1 From the Office of the Dean, Weill Cornell Medical College and the Methodist Hospital, 6565 Fannin St, Houston, TX 77030 (H.D.S.); Department of Research, St Joseph Mercy Oakland Hospital, Pontiac, Mich, and Department of Medicine, Wayne State University, Detroit, Mich (P.D.S., F.M.); Department of Radiology, Michigan State University, East Lansing, Mich (A.G.); Department of Medicine, University of Calgary, Calgary, Alberta, Canada (R.H.); and Department of Radiology, Medical College of Wisconsin, Milwaukee, Wis (L.G.). Received February 8, 2007; revision requested April 12; revision received April 26; accepted May 29; final version accepted July 19. Supported by UO1 Grants HL63981, HL63940, and HL067453 from the U.S. Department of Health and Human Services, Public Health Services, National Heart, Lung, and Blood Institute, Bethesda, Md. Address correspondence to H.D.S. (e-mail: dsostman{at}tmhs.org).

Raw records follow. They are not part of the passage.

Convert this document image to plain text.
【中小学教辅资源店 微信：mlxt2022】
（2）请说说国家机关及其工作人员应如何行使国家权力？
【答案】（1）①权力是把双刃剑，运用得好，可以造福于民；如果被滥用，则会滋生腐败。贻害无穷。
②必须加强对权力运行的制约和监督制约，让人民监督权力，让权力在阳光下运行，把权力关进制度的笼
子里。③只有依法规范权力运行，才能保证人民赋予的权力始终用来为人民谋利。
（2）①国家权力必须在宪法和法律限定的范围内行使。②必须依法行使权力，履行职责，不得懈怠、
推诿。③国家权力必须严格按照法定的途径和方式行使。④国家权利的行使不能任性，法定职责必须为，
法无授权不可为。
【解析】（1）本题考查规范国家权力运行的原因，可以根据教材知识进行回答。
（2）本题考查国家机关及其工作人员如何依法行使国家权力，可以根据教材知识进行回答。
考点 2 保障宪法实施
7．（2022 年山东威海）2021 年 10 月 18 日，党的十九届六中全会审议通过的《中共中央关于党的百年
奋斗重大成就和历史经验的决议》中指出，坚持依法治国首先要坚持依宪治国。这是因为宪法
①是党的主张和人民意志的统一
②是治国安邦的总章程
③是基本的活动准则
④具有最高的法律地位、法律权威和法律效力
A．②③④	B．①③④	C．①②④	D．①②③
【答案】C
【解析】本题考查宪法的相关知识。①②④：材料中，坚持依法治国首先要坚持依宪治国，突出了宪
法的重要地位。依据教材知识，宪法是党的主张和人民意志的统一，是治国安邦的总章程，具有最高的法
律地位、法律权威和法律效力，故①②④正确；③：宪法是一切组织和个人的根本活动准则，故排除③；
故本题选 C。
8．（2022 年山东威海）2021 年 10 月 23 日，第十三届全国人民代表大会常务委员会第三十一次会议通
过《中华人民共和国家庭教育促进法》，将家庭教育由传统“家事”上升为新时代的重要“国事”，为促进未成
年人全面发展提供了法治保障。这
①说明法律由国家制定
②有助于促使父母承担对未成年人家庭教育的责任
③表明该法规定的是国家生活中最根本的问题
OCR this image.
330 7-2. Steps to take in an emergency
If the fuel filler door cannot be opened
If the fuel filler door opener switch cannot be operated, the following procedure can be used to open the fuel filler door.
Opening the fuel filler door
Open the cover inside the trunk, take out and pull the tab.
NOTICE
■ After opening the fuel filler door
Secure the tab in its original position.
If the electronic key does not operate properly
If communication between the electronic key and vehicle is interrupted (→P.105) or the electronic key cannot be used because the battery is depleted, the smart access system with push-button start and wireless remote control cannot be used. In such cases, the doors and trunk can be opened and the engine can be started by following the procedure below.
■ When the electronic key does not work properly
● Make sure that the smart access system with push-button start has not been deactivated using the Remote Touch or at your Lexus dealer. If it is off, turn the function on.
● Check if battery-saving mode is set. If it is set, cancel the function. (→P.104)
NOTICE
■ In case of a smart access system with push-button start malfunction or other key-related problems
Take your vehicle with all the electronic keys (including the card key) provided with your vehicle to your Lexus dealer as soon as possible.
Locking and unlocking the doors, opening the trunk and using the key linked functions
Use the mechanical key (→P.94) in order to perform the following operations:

Purpose: To use Prospective Investigation of Pulmonary Embolism Diagnosis (PIOPED) II data to retrospectively determine sensitivity and specificity of ventilation-perfusion (V/Q) scintigraphic studies categorized as pulmonary embolism (PE) present or PE absent and the proportion of patients for whom these categories applied.

Materials and Methods: The PIOPED II study had institutional review board approval at all participating centers. Patient informed consent was obtained; the study was HIPAA compliant. Approval and consent included those for future retrospective research. Patients in the PIOPED II database of clinical and imaging results were included if they had diagnosis at computed tomographic (CT) angiography, Wells score, and diagnosis at V/Q scanning. V/Q scan central readings were recategorized as PE present (PIOPED II reading = high probability of PE), PE absent (PIOPED II reading = very low probability of PE or normal), or nondiagnostic (PIOPED II reading = low or intermediate probability of PE). A composite reference standard was used: the PIOPED II digital subtraction angiographic (DSA) result, or if there was no definitive DSA result, CT angiographic results that were concordant with the Wells score (ie, positive CT angiographic result and Wells score > 2 or negative CT angiographic result and Wells score < 6). Sensitivity and specificity of recategorized central readings were computed.

Results: With the exclusion of patients with intermediate or low probability, the sensitivity of a high probability (PE present) scan finding was 77.4% (95% confidence interval [CI]: 69.7%, 85.0%), while the specificity of very low probability or normal (PE absent) scan finding was 97.7% (95% CI: 96.4%, 98.9%). The percentage of patients with a PE present or PE absent scan finding was 73.5% (95% CI: 70.7%, 76.4%).

Conclusion: In a population similar to that in PIOPED II, results of V/Q scintigraphy can be diagnostically definitive in a majority of patients; thus, it can be considered an appropriate pulmonary imaging procedure in patients for whom CT angiography may be disadvantageous.